NCIRP focuses on three lines of effort: threat response, asset response and intelligence response. It outlines coordination structures, provides a "who to call" list in case of a cyberattack and contains a new Cyber Incident Severity Schema that is designed to assess whether an incident should trigger implementation of NCIRP.

That is proving to be one of the most complicated issues to address.

"When we look back to something like the [Office of Personnel Management] breaches, that is something we have used as an example that perhaps could have utilized the new structure and the new coordination mechanisms," Walsh said. "I think that is the challenge from a cybersecurity perspective where [there] are very distinct differences between physical and cyber worlds."

The Sony hack is another example the working group explored as a possible trigger for an NCIRP response. "We haven't made a final determination," she added.

Walsh said the group has not come up with a clear example of an incident that would require a PPD-41/NCIRP response. "I think some of it is just going to take practice, and we're going to have to have a finalized plan, all work from the same plan and then figure out how to adapt to every situation that comes along," she added.

NCIRP is not designed to mandate every aspect of a response to a cyber incident, Walsh said.

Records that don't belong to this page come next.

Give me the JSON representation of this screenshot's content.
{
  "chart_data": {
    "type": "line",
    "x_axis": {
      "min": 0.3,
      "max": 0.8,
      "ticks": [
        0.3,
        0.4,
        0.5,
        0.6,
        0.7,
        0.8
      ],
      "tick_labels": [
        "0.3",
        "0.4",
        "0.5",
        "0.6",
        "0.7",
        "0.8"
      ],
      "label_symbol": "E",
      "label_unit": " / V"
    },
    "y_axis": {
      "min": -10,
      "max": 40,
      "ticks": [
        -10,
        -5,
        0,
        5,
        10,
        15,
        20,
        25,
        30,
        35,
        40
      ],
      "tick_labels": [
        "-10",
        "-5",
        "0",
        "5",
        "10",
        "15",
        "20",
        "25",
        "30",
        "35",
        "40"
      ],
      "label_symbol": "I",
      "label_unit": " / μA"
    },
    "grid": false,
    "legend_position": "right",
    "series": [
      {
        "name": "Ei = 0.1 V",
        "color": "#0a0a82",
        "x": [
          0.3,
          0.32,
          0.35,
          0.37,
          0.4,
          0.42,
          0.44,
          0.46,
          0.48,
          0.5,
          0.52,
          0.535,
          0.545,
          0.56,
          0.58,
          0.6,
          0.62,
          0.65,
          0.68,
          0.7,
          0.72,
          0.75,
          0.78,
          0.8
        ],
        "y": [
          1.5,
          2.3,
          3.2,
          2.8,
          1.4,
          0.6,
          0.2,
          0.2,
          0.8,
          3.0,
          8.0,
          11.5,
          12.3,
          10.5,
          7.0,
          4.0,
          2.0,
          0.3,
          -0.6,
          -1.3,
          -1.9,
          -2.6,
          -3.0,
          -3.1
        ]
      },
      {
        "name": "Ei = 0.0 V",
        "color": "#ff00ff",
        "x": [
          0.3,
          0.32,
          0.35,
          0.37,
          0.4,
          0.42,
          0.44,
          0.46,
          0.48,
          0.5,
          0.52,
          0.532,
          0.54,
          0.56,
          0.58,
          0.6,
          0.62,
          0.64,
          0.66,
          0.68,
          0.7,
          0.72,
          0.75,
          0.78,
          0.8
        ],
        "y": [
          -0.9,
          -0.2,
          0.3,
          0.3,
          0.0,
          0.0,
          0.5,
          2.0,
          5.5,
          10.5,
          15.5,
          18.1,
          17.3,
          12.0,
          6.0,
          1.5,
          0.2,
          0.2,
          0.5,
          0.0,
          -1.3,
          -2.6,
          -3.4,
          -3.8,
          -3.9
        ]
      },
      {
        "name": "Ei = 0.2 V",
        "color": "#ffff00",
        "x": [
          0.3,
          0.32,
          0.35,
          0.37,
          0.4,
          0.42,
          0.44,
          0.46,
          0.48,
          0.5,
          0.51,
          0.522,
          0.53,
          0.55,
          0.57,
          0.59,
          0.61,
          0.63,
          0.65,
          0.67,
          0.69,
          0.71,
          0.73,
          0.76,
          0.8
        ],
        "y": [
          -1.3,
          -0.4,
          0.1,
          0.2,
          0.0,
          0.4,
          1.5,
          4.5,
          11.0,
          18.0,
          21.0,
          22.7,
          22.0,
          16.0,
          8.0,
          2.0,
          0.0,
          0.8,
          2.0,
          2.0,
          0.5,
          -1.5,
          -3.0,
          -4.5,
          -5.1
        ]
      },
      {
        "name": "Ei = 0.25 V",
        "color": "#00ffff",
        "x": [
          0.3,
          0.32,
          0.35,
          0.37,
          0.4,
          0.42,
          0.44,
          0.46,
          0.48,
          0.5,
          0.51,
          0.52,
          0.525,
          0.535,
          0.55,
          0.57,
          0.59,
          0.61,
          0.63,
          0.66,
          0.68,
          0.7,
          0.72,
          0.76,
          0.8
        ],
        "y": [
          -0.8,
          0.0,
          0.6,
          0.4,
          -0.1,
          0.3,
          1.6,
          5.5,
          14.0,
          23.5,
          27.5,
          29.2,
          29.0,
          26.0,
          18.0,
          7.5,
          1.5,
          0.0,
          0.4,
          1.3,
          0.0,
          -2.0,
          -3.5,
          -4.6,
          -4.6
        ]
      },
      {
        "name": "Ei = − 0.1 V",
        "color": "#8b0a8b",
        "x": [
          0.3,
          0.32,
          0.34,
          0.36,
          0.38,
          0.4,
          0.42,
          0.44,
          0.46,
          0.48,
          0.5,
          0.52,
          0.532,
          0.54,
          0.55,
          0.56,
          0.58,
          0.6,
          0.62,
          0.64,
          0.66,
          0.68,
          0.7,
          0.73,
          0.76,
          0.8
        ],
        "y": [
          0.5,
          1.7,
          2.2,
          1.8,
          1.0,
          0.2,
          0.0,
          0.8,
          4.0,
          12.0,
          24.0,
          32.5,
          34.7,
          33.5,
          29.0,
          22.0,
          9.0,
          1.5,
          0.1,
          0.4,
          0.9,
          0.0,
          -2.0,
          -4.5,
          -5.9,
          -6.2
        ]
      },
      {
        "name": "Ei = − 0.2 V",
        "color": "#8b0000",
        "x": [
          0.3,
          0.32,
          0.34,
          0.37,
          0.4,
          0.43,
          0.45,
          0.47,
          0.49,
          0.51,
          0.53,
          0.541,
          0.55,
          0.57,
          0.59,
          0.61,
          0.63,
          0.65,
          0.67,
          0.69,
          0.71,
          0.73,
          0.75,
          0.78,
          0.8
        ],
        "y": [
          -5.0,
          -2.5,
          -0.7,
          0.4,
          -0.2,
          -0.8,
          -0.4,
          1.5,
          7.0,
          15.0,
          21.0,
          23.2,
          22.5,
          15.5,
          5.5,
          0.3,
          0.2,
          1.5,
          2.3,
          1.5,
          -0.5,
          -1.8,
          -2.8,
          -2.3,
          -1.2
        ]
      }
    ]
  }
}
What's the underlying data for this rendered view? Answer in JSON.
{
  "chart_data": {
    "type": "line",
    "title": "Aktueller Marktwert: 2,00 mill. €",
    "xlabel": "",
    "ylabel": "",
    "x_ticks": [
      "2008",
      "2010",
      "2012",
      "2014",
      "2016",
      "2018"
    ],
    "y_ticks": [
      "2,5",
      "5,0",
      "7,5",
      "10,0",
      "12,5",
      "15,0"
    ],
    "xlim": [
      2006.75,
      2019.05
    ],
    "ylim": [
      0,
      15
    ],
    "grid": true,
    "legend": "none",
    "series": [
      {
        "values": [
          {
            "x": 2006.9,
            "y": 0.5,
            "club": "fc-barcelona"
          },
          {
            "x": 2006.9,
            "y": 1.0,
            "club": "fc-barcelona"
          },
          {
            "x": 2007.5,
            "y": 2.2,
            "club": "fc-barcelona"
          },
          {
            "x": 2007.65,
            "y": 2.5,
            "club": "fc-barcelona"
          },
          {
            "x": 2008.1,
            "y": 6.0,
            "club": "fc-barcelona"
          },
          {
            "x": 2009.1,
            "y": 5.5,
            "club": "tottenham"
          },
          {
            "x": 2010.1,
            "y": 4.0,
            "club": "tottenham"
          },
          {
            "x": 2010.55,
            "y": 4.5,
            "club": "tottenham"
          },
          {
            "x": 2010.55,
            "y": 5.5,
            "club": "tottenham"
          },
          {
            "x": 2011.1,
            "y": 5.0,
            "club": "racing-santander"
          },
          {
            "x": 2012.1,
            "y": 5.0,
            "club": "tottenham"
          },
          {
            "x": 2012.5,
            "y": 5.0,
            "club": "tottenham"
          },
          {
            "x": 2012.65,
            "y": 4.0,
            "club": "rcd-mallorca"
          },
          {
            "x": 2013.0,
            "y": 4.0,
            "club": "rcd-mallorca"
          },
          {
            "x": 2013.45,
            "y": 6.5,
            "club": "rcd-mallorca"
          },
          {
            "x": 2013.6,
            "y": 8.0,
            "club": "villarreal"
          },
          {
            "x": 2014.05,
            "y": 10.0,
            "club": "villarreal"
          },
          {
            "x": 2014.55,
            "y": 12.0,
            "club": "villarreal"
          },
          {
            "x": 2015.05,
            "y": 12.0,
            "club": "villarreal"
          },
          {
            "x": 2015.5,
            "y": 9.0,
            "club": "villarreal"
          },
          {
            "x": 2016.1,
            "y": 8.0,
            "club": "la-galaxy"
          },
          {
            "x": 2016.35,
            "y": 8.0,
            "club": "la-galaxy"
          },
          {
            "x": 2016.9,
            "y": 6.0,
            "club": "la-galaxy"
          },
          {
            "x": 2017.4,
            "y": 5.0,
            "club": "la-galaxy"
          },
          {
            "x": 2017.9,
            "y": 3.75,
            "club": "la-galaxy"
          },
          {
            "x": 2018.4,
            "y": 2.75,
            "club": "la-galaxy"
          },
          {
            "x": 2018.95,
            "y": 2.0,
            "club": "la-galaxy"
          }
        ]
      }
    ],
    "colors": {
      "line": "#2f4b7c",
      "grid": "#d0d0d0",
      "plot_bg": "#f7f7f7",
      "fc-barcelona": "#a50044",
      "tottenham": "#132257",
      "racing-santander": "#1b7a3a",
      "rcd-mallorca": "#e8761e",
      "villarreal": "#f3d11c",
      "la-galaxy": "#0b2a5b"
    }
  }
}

Instead, it allows for flexibility to assess each situation on a case-by-case basis and assemble the needed Unified Coordination Group, which will dissolve after the response is complete.

Walsh said she is considering suggesting that each industry sector devise its own version of the NCIRP schema to address the threats that are specific to its activities. For example, the medical sector might base its response on how many hospitals or patient records are affected, and the financial sector might build its schema around the number of banks or accounts affected by a cyber incident.

The new NCIRP is in the final stages of a comment period that ends on Oct. 31. The working group will spend November reviewing and reconciling the comments before presenting a final draft to White House officials for review and approval sometime in December.

Walsh said her goal is to have the draft approved as the new interim version so it replaces the outdated 2010 draft and serves as the roadmap until it's officially signed.

"My huge forcing function [is] to get this plan adjudicated and into the grind, the process, as quickly as possible because I can tell you we have huge proponents across the national security staff," Walsh said, including White House Cybersecurity Coordinator Michael Daniel, homeland security adviser Lisa Monaco and President Barack Obama.